Existence of solutions for a bi-species kinetic model of a cylindrical Langmuir probe

TL;DR

This paper proves the existence of solutions for a collisionless bi-species plasma model near a cylindrical Langmuir probe, combining weak solutions for Vlasov equations and a strong solution for the Poisson equation.

Contribution

It introduces a new existence proof for a coupled Vlasov-Poisson system in a cylindrical geometry, with a novel reformulation of the Poisson equation.

Findings

Existence of weak solutions for Vlasov equations.

Existence of a strong solution for the Poisson equation.

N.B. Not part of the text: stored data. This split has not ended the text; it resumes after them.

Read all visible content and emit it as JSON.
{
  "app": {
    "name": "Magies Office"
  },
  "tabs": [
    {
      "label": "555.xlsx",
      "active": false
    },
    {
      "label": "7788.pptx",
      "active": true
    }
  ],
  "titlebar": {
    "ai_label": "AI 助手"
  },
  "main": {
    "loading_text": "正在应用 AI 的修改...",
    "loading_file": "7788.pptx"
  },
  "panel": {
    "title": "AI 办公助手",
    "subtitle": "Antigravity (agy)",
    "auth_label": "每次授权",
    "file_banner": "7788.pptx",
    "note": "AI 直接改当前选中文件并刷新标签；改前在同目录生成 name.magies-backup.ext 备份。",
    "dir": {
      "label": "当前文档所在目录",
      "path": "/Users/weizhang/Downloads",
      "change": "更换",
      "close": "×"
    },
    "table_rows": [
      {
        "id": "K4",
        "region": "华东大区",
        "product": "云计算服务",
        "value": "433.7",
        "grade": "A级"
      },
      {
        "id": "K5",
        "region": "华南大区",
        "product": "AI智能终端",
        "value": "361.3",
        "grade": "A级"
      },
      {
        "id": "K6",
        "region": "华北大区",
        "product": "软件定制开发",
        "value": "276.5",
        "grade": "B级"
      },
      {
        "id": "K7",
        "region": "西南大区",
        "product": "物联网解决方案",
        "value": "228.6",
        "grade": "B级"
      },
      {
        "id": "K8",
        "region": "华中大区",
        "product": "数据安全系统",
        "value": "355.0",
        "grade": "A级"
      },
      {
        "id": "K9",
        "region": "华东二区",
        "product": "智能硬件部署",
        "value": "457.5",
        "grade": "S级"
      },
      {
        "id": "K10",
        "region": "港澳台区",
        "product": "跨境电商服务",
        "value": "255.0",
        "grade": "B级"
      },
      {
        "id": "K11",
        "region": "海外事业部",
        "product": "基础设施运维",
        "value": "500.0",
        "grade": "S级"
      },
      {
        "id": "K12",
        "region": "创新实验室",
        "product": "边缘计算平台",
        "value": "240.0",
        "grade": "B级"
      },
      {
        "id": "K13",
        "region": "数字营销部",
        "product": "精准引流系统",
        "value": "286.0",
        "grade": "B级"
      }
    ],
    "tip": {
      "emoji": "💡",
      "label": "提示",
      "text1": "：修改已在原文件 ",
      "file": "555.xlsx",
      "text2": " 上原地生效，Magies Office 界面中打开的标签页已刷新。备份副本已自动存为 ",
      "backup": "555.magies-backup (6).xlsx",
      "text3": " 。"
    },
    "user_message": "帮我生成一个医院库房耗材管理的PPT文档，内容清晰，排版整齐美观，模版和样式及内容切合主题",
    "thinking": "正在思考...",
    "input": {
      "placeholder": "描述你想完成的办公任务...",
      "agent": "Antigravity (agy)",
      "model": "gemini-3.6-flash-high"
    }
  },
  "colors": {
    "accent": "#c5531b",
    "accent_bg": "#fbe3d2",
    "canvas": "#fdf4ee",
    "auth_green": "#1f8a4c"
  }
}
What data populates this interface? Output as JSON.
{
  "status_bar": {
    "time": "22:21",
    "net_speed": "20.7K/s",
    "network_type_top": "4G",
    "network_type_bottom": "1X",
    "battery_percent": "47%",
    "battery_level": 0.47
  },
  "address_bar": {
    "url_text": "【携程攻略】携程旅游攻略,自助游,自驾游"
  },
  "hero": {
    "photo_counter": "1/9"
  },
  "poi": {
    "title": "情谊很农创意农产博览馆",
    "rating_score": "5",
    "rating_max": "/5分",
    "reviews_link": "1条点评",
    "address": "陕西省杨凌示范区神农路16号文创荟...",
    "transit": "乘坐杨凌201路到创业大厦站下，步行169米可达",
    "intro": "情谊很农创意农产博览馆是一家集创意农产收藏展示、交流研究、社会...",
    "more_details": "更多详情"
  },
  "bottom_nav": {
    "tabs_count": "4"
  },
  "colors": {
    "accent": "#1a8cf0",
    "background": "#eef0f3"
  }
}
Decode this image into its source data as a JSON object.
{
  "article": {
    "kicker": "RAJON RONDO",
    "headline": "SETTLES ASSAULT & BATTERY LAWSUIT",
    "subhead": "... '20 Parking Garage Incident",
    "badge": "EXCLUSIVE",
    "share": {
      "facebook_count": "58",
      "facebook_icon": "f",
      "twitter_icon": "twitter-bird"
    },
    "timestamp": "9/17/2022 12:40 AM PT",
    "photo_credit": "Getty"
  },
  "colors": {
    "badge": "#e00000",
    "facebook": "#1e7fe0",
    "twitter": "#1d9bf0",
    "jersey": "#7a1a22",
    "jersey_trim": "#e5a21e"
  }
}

Reformulation of the Poisson equation as a 1D non-linear non-local problem.

Abstract

In this article, we study a collisionless kinetic model for plasmas in the neighborhood of a cylindrical metallic Langmuir probe. This model consists in a bi-species Vlasov-Poisson equation in a domain contained between two cylinders with prescribed boundary conditions. The interior cylinder models the probe while the exterior cylinder models the interaction with the plasma core. We prove the existence of a weak-strong solution for this model in the sense that we get a weak solution for the 2 Vlasov equations and a strong solution for the Poisson equation. The first parts of the article are devoted to explain the model and proceed to a detailed study of the Vlasov equations. This study leads to a reformulation of the Poisson equation as a 1D non-linear and non-local equation and we prove it admits a strong solution using an iterative fixed-point procedure.